XenServer is running on 64-bit HP ProLiant BL680C G5 blade servers with HP StorageWorks XP24000 SANs for enterprise-wide storage. HP’s four-socket, four-core machines for blade servers were a differentiator for Tesco at the time of purchase. Resilience through the solution ensures there is no single point of failure, which is essential for a business-critical application like RTS. As Citrix licenses for advanced virtualization management capabilities are charged per server instead of per socket, Tesco is not penalized for using larger blade servers. 

“RTS is a mission-critical system for Tesco with very high throughput of transactions based on Microsoft IIS, BizTalk and SQL, so it requires the highest standards in processing power,” said John Glendenning, vice president, OEM sales, at Citrix. “Virtualization is key to providing a cost-effective, efficient and future-proof datacenter, and XenServer has been key to helping Tesco achieve its ambitions for a virtualized environment that supports mission-critical systems. The Citrix Delivery Center approach has enabled Tesco to create a customized virtualization strategy, using XenServer and HP for integrated server virtualization and XenApp and XenServer for the most efficient delivery of applications to stores across the country. The strategy is helping Tesco achieve its operational objectives – ultimately, it helps Tesco provide a better service to its customers.” 

“Tesco can achieve immediate cost savings and long-term business growth goals by virtualizing their key business applications with HP BladeSystem Servers running Citrix XenServer,” said Jim Ganthier, vice president, Marketing, ESS Infrastructure Software and BladeSystem, HP. “The combination of HP BladeSystems and Citrix technology helps companies like Tesco strategically spend and carefully prioritize their technology investments – a critical task in the current economy.” 

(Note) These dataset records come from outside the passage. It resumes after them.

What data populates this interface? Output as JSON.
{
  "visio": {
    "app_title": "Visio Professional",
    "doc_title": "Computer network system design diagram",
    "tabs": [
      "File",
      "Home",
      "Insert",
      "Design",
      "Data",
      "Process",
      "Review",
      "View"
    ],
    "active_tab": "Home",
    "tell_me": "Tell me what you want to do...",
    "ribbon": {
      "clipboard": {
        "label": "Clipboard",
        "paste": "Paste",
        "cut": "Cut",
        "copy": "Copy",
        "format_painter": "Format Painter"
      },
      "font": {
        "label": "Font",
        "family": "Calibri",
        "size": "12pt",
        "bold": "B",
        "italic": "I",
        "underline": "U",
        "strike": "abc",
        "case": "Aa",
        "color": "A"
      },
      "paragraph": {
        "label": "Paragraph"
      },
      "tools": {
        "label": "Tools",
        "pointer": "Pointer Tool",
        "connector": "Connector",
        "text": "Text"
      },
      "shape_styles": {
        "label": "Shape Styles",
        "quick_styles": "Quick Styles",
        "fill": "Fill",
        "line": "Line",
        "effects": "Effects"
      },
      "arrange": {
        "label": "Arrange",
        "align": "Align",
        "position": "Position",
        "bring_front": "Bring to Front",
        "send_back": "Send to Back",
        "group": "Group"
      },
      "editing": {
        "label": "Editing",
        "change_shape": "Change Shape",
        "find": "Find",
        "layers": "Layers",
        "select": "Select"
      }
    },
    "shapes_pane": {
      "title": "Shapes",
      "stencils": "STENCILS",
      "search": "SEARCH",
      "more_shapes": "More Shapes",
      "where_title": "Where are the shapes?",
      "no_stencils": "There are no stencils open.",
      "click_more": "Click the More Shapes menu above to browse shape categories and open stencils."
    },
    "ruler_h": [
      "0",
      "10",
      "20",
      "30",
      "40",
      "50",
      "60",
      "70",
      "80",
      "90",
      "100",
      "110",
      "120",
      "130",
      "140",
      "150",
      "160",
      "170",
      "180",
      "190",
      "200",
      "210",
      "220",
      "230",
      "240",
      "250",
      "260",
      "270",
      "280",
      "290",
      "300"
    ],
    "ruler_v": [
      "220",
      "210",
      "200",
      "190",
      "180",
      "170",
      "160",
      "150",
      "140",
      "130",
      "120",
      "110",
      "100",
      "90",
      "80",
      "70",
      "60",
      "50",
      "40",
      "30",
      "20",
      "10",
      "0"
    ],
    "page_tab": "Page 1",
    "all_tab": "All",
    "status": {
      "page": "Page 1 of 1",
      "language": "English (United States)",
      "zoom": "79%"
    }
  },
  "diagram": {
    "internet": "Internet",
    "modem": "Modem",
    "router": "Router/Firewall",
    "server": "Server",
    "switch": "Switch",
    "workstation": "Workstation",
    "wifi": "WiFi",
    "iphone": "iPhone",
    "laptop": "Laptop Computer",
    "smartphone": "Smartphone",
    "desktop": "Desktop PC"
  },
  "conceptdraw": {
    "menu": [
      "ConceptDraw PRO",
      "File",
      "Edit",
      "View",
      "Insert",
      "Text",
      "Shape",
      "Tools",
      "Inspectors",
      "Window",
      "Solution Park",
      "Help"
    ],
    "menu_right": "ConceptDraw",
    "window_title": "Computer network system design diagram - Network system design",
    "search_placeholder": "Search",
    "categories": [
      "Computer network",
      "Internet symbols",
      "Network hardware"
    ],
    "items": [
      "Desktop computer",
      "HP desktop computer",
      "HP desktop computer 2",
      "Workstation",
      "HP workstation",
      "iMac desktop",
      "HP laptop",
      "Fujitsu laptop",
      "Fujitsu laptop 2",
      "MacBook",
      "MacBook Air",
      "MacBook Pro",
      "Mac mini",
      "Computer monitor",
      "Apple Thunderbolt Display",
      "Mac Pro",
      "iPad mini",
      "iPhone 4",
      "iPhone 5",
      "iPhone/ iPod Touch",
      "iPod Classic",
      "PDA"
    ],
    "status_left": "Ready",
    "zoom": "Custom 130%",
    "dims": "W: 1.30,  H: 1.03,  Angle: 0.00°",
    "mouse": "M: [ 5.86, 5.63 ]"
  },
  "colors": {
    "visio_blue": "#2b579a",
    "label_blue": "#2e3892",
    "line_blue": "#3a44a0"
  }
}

The Citrix solution provisions both virtual and physical servers, resulting in increased IT responsiveness and agility by enabling capacity on-demand, and the ability to manage provisioning for disaster recovery and business continuity. In addition, XenServer is optimized for XenApp, providing customers with enhanced scalability and faster performance for Windows application delivery running in a virtualized environment. 

Citrix and HP have been collaborating since March last year to help customers deploy and manage virtualized environments faster and easily than before.